I think this time of year with the time change can bring a feeling of sadness. I never used to respond at all to harsh comments and, like you, always thought of what is should have said later. Then I got frustrated with myself for keeping quiet. I talked to a therapist who suggested that I, at least, go to the person after the fact simply to let them know that there were words were hurtful. In most instances the person would apologize, we would talk and come to some sort of peace. However, it hasn't always ended so nicely, and those relationships ended or, in the case of the workplace, I limited my contact with that person as much as possible.
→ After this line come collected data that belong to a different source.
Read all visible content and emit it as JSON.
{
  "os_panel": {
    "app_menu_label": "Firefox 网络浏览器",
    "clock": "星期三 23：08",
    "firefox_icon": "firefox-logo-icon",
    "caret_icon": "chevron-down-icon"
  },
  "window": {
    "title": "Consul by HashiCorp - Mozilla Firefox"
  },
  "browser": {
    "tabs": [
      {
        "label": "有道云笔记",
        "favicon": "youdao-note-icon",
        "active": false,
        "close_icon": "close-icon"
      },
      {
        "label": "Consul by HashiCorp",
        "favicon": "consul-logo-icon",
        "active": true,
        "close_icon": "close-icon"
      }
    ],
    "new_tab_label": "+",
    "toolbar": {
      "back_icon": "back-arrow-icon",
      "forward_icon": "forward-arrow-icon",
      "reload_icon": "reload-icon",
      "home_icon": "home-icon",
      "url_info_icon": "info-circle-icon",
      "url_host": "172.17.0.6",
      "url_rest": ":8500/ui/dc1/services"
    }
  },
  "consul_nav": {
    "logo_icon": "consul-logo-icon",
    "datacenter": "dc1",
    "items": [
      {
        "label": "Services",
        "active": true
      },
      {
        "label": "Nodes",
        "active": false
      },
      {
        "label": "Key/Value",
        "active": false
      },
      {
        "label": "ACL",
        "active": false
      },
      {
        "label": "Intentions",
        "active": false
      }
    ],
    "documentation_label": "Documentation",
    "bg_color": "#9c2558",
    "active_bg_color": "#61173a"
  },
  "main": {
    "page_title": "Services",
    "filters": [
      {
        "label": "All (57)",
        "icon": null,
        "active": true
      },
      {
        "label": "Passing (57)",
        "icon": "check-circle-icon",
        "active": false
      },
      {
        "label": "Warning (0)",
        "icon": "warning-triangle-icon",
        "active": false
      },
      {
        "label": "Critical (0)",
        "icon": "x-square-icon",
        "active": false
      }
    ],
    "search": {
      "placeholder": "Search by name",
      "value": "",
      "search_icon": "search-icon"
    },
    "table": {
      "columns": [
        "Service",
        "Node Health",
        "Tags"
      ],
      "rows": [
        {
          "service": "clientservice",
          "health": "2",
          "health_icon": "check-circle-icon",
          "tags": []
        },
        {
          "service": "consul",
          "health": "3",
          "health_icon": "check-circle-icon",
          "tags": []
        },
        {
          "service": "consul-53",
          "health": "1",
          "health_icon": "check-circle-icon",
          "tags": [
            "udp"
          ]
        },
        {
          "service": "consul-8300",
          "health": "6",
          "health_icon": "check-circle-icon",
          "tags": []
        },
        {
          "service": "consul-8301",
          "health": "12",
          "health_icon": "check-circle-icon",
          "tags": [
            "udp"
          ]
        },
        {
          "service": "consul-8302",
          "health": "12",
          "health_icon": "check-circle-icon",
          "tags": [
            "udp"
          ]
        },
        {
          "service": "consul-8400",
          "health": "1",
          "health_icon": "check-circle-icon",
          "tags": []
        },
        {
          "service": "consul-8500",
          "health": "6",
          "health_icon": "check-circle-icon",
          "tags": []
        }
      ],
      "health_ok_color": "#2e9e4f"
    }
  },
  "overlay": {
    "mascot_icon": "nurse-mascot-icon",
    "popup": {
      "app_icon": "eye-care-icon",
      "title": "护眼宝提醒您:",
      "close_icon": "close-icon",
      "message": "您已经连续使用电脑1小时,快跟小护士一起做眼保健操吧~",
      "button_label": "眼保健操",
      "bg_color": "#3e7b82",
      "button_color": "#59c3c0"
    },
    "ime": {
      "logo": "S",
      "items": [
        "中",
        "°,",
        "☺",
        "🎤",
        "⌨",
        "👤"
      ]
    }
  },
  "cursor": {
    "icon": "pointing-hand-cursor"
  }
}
I hope you can find some peace and happiness very soon. ((hugs))

Chy said...

Debi, thank you for your kinds words and the hugs! That's the angst with my thoughts - if I bring it up, will I lose that relationship or make things worse? So I let it sit and then it eats at me and I feel disrespected. Not an easy experience. For now, I'm hanging out with my family and decorating the house for the holidays, observing Remembrance Day tomorrow and hoping to spend some time tomorrow in the snow. Love this blogging community that allows moments of hurt to be shared, with kind words and hugs received!